彼岸の中日に当たる春分の日の21日、苫小牧市内の墓地には、花や線香を手にした家族連れらが次々と墓参りに訪れた。市内高丘の霊園はまだ厚い残雪に覆われており、長靴着用でスコップを持参する人の姿が多く見られた。
高丘霊園では園内の通路に例年よりも多くの雪が残っており、市民らは到着するや否やスコップを手に雪かき作業に追われていた。

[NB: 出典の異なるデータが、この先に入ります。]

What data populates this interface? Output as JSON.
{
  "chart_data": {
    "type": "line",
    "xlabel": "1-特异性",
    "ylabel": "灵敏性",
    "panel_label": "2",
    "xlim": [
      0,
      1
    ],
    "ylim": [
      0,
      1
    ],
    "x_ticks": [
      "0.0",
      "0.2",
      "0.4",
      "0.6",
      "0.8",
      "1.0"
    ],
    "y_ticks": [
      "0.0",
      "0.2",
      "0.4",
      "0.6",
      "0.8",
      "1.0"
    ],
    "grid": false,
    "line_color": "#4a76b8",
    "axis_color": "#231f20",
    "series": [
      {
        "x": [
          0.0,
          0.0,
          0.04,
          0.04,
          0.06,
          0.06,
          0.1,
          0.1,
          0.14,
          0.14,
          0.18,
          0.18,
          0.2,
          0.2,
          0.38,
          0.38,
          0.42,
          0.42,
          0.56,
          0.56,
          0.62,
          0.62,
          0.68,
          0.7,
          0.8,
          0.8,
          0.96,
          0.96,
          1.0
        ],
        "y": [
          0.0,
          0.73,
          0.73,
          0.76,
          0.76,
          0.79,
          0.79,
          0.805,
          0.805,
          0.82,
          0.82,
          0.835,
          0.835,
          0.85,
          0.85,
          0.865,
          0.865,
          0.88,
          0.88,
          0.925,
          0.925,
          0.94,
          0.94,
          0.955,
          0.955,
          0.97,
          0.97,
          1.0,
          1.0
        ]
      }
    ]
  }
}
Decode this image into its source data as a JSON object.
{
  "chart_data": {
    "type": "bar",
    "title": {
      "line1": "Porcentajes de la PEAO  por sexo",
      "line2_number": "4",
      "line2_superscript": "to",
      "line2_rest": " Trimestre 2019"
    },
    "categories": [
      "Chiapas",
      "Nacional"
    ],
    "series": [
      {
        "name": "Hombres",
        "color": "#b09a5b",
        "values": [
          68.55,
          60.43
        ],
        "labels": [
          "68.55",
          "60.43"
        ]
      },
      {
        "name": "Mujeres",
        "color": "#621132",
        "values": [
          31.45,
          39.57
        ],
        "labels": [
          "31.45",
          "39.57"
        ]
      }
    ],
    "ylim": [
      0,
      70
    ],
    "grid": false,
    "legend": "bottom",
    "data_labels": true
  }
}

除雪が終わると、墓石をきれいに拭いたり、仏花や果物を供えたりし、静かに手を合わせて先祖を弔っていた。
家族4人で墓参りに訪れていた市内豊川町の主婦中村恭子さん(71)は「45年近く来ているが、こんなに雪が残っているのは初めて」と驚きながら「今年も家族そろっての墓参りに、ご先祖様もさぞ喜んでいるだろう」と話した。
寒さが和らぐ時期とされる春の彼岸。市内は気圧の谷の通過に伴い、午前中は雪がちらついたが晴れ間も見えた。同日正午までの最高気温は5・2度(午前11時57分)。
室蘭地方気象台によると、ここ数日間は気圧の谷の影響で日中は曇りや雪の予報だが、気温は平年並みが続く見通しだ。